The Russian Economic Development Ministry has proposed launching the Arktika (Arctic) satellite system from 2014, the head of the Federal Space Agency (Roscosmos) said on Monday.

The system, which is worth around 70 billion rubles ($2.5 billion), will monitor climatic changes and survey energy resources in the Arctic region.

"We developed a system that consists of three subsystems, and submitted our proposals to the Economic Development Ministry," Anatoly Perminov said in an interview with Golos Rossii radio station. "The ministry examined them [proposals] and deemed it necessary to create such a system, and has now proposed to the government that it [Arktika] be introduced from 2014,"

He said the Arktika could become an international project.

"It is a purely civilian system, comprised of six satellites," he said. "Canada is working along the same lines and would like to cooperate with us."

He said Italy and a number of Asian countries were also interested in the project.

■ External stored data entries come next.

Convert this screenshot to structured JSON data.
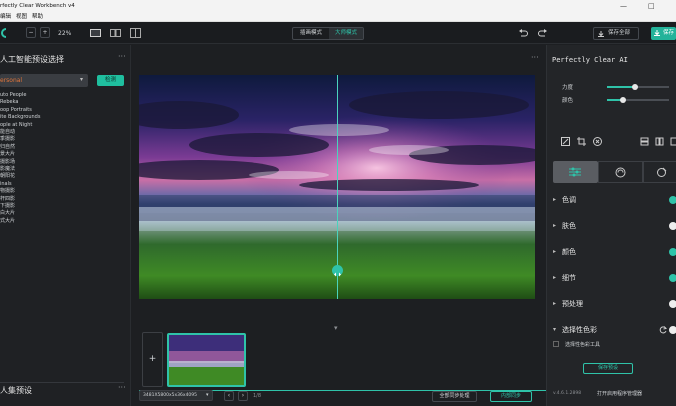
{
  "window": {
    "title": "rfectly Clear Workbench v4",
    "controls": {
      "minimize": "—",
      "maximize": "□"
    }
  },
  "menu": {
    "items": [
      "编辑",
      "视图",
      "帮助"
    ]
  },
  "toolbar": {
    "zoom": "22%",
    "zoom_minus": "−",
    "zoom_plus": "+",
    "mode_tabs": [
      "插画模式",
      "大师模式"
    ],
    "save_all_label": "保存全部",
    "save_label": "保存"
  },
  "left_panel": {
    "ai_preset_title": "人工智能预设选择",
    "preset_dropdown_value": "ersonal",
    "detect_button": "检测",
    "presets": [
      "uto People",
      "Rebeka",
      "oop Portraits",
      "ite Backgrounds",
      "ople at Night",
      "能自动",
      "季摄影",
      "归自然",
      "景大片",
      "摄影场",
      "影魔法",
      "朝阳花",
      "inals",
      "物摄影",
      "杆四影",
      "下摄影",
      "白大片",
      "式大片"
    ],
    "bottom_title": "人集预设"
  },
  "center": {
    "filmstrip_add": "+",
    "image_dims": "3481X5800x5x36x4095",
    "page_info": "1/8",
    "apply_all_label": "全部同步处理",
    "sync_button": "内部同步"
  },
  "right_panel": {
    "brand": "Perfectly Clear AI",
    "sliders": [
      {
        "label": "力度",
        "value": 0.45
      },
      {
        "label": "颜色",
        "value": 0.25
      }
    ],
    "sections": [
      {
        "label": "色调",
        "toggle": "on"
      },
      {
        "label": "肤色",
        "toggle": "off"
      },
      {
        "label": "颜色",
        "toggle": "on"
      },
      {
        "label": "细节",
        "toggle": "on"
      },
      {
        "label": "预处理",
        "toggle": "off"
      },
      {
        "label": "选择性色彩",
        "toggle": "off"
      }
    ],
    "selective_tool_label": "选择性色彩工具",
    "save_preset_button": "保存预设",
    "version": "v.4.6.1.2898",
    "open_manager_link": "打开启用程序管理器"
  },
  "colors": {
    "accent": "#2fc3a9",
    "save_button": "#23b39a",
    "detect_button": "#1fbf9f"
  }
}
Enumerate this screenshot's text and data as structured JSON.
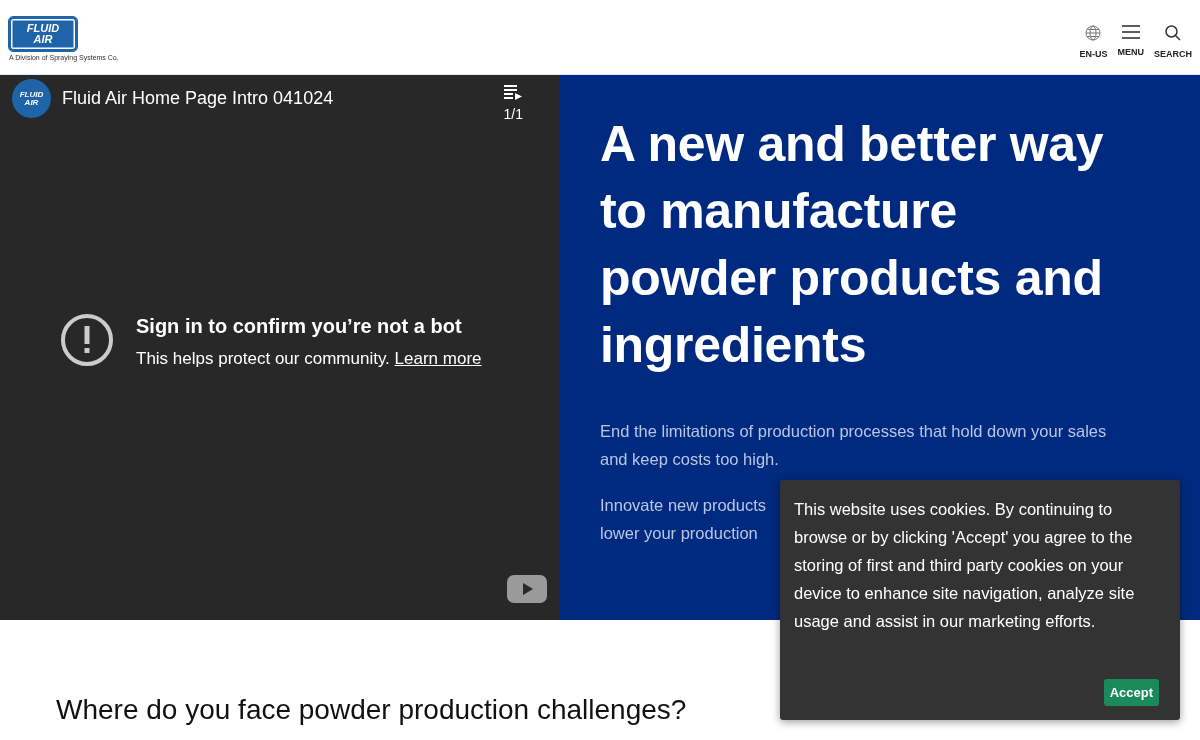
{
  "header": {
    "logo": {
      "line_1": "FLUID",
      "line_2": "AIR",
      "tagline": "A Division of Spraying Systems Co."
    },
    "nav": [
      {
        "kind": "globe",
        "label": "EN-US"
      },
      {
        "kind": "menu",
        "label": "MENU"
      },
      {
        "kind": "search",
        "label": "SEARCH"
      }
    ]
  },
  "video": {
    "channel_logo": {
      "line_1": "FLUID",
      "line_2": "AIR"
    },
    "title": "Fluid Air Home Page Intro 041024",
    "playlist_count": "1/1",
    "message_title": "Sign in to confirm you’re not a bot",
    "message_text": "This helps protect our community.",
    "message_link": "Learn more"
  },
  "hero": {
    "heading": "A new and better way to manufacture powder products and ingredients",
    "paragraph_1": "End the limitations of production processes that hold down your sales and keep costs too high.",
    "paragraph_2_lines": [
      "Innovate new products",
      "lower your production"
    ]
  },
  "section_heading": "Where do you face powder production challenges?",
  "cookie_notice": {
    "text": "This website uses cookies. By continuing to browse or by clicking 'Accept' you agree to the storing of first and third party cookies on your device to enhance site navigation, analyze site usage and assist in our marketing efforts.",
    "button": "Accept"
  }
}
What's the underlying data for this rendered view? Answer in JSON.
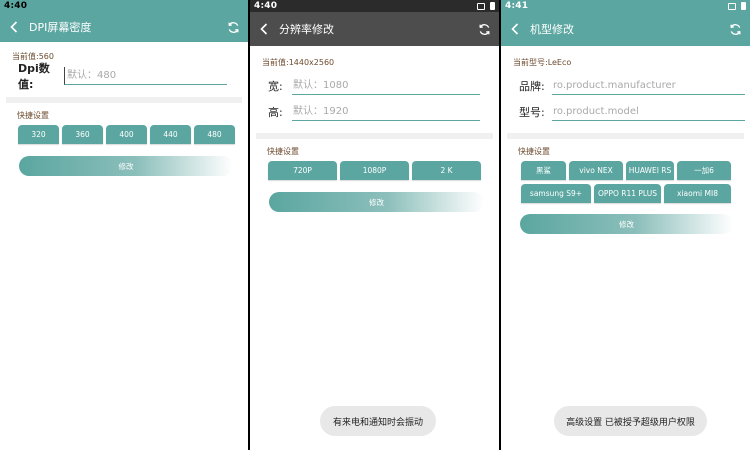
{
  "screen1": {
    "time": "4:40",
    "title": "DPI屏幕密度",
    "current": "当前值:560",
    "field_label": "Dpi数值:",
    "field_placeholder": "默认：480",
    "quick_title": "快捷设置",
    "chips": [
      "320",
      "360",
      "400",
      "440",
      "480"
    ],
    "modify_label": "修改"
  },
  "screen2": {
    "time": "4:40",
    "title": "分辨率修改",
    "current": "当前值:1440x2560",
    "width_label": "宽:",
    "width_placeholder": "默认：1080",
    "height_label": "高:",
    "height_placeholder": "默认：1920",
    "quick_title": "快捷设置",
    "chips": [
      "720P",
      "1080P",
      "2 K"
    ],
    "modify_label": "修改",
    "toast": "有来电和通知时会振动"
  },
  "screen3": {
    "time": "4:41",
    "title": "机型修改",
    "current": "当前型号:LeEco",
    "brand_label": "品牌:",
    "brand_placeholder": "ro.product.manufacturer",
    "model_label": "型号:",
    "model_placeholder": "ro.product.model",
    "quick_title": "快捷设置",
    "chips": [
      "黑鲨",
      "vivo NEX",
      "HUAWEI RS",
      "一加6",
      "samsung S9+",
      "OPPO R11 PLUS",
      "xiaomi MI8"
    ],
    "modify_label": "修改",
    "toast": "高级设置 已被授予超级用户权限"
  },
  "colors": {
    "accent": "#5ba6a0",
    "dark_toolbar": "#4d4d4d",
    "label_brown": "#6d4b2e",
    "toast_bg": "#e8e8e8"
  },
  "icons": [
    "back-arrow-icon",
    "refresh-icon",
    "vibrate-icon",
    "battery-icon"
  ]
}
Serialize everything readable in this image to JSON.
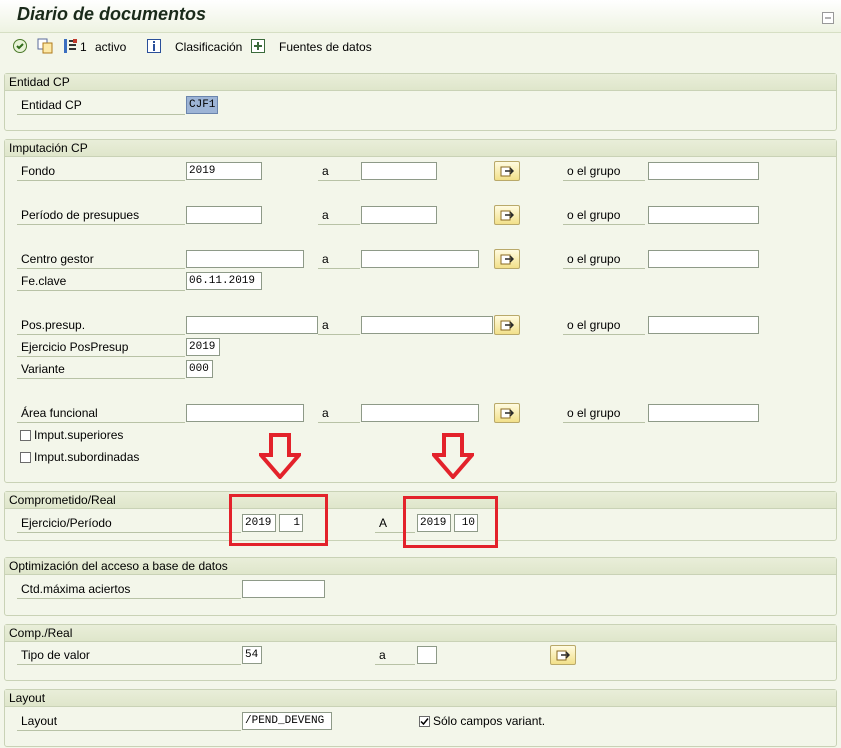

The system, , will monitor the weather and environment of the North Pole, pinpoint hydrocarbon deposits on the Arctic shelf, provide telecommunications over the hard-to-access areas and ensure safe air traffic and commercial shipping in the region.

The vast hydrocarbon deposits that will become more accessible as rising global temperatures lead to a reduction in sea ice have brought the Arctic to the center of geopolitical wrangling between the United States, Russia, Canada, Norway, and Denmark.

Under international law, each of the five Arctic Circle countries has a 322-kilometer (200-mile) exclusive economic zone in the Arctic Ocean.

However, under the United Nations Convention on the Law of the Sea, if a country can show its continental shelf extends beyond the 200-mile limit, it can claim a right to more of the ocean floor.

Russia has undertaken two Arctic expeditions - to the Mendeleyev underwater chain in 2005 and to the Lomonosov Ridge in the summer of 2007 - to substantiate its territorial claims in the region.

Russia first claimed the territory in 2001, but the UN demanded more conclusive evidence. Russia has said it will invest some 1.5 billion rubles ($50 million) in defining the extent of its continental shelf in the Arctic in 2010.